Yagan Hazard (Paris School of Economics)

Abstract. The evaluation of many policies of interest (e.g., educational and training programs) inevitably face incomplete treatment group take-up. Estimation of causal effects in these controlled or natural “experiments with imperfect compliance” usually relies on an Instrumental Variable (IV) strategy, which often yields imprecise and thus possibly uninformative inference when compliance rates are low. We tackle this problem by proposing a Test-and-Select estimator that exploits covariate information to restrict estimation to a subpopulation with non-zero compliance. We derive the asymptotic properties of our proposed estimator under standard and weak-IV-like asymptotics, and study its finite sample properties in Monte Carlo simulations. We provide conditions under which it dominates the usual 2SLS estimator in terms of precision. Under an assumption on the degree of treatment effect heterogeneity, our estimator remains first-order unbiased with respect to the Local Average Treatment Effect (LATE) estimand, setting it apart from alternatives in the burgeoning literature on the use of first-stage heterogeneity to improve the precision of IV estimators.
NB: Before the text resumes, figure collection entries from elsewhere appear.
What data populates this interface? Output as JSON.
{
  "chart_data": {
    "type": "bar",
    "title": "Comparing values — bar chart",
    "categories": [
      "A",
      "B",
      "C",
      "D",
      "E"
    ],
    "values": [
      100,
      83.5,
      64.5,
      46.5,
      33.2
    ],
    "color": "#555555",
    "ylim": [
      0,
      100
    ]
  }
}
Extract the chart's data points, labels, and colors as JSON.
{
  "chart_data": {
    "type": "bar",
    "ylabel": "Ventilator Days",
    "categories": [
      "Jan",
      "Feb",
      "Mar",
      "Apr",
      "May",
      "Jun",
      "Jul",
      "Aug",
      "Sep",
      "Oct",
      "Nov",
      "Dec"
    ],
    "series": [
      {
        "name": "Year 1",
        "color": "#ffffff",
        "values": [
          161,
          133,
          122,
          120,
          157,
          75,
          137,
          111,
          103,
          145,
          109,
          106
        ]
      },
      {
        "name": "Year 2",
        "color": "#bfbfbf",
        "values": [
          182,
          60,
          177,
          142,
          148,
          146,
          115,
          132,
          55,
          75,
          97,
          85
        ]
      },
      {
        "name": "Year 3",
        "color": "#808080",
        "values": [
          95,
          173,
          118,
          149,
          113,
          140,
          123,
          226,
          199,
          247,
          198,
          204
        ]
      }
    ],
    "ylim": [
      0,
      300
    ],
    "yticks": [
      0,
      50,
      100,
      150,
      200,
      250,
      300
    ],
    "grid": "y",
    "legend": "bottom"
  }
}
This robustness to treatment effect heterogeneity and the potential for precision gains are illustrated using Monte Carlo simulations and two empirical applications. Applying this new estimation procedure to the returns to schooling example (where compulsory schooling laws serve as instruments for educational attainment), we document that our methodology reduces standard errors by 12% to 48% depending on specifications.